La situation était exactement la même pour les arrêts maladie : en 10 ans, ils avaient augmenté d'un tiers sans que les CPAM s'en inquiètent. En 2005, une campagne de presse et le rétablissement des contrôles, exigés par le Gouvernement, ont inversé la tendance. Autre exemple, l'indemnisation des accidents du travail financée par des cotisations employeurs bien identifiées : en 20 ans, le nombre d'accidents du travail a baissé d'un tiers et le nombre de morts de moitié.

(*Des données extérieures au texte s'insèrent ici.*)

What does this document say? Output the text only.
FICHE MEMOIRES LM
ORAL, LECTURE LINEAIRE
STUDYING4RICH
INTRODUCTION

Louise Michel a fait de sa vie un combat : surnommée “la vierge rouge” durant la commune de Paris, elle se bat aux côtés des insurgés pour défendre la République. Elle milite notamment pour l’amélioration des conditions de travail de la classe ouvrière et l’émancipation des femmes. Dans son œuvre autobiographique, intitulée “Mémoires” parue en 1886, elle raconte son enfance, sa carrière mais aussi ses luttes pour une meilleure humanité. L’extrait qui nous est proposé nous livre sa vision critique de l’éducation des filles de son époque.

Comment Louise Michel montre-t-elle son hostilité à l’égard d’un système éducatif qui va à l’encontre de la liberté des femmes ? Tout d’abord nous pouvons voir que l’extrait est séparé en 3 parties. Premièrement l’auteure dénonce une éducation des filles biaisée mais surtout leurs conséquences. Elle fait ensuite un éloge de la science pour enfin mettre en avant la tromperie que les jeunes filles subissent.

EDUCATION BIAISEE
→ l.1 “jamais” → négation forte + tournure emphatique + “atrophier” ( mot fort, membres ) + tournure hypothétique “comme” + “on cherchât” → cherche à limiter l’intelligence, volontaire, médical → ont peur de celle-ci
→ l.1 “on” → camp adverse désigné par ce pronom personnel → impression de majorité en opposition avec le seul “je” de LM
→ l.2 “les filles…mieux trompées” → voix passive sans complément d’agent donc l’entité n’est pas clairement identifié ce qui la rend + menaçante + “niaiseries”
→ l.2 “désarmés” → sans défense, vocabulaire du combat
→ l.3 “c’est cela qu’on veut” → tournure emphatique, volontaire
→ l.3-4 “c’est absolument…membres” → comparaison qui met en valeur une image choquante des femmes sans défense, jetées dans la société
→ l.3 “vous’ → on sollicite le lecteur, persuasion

Collectivisation ou responsabilité personnelle, un débat similaire a déjà agité l'opinion publique au sujet du financement des secours en montagne. Une loi a finalement autorisé les maires à exiger une participation financière des personnes secourues, incitant à la création de la carte neige. Pourquoi pas une mesure similaire pour les accidents de sport ? La première étape consiste à ajouter une ligne sur les feuilles d'assurance- maladie : accident de sport et nom du club.

En 2004, le Premier ministre Jean- Pierre Raffarin avait déjà posé la question et donné sa réponse personnelle : « Faut-il couvrir dans les mêmes conditions une fracture du bras causée par une chute dans la rue et de ski ? » Et si on passait aux actes en 2008 ?

[1] Les AcVC ne prennent pas en compte les accidents de la circulation et les accidents du travail.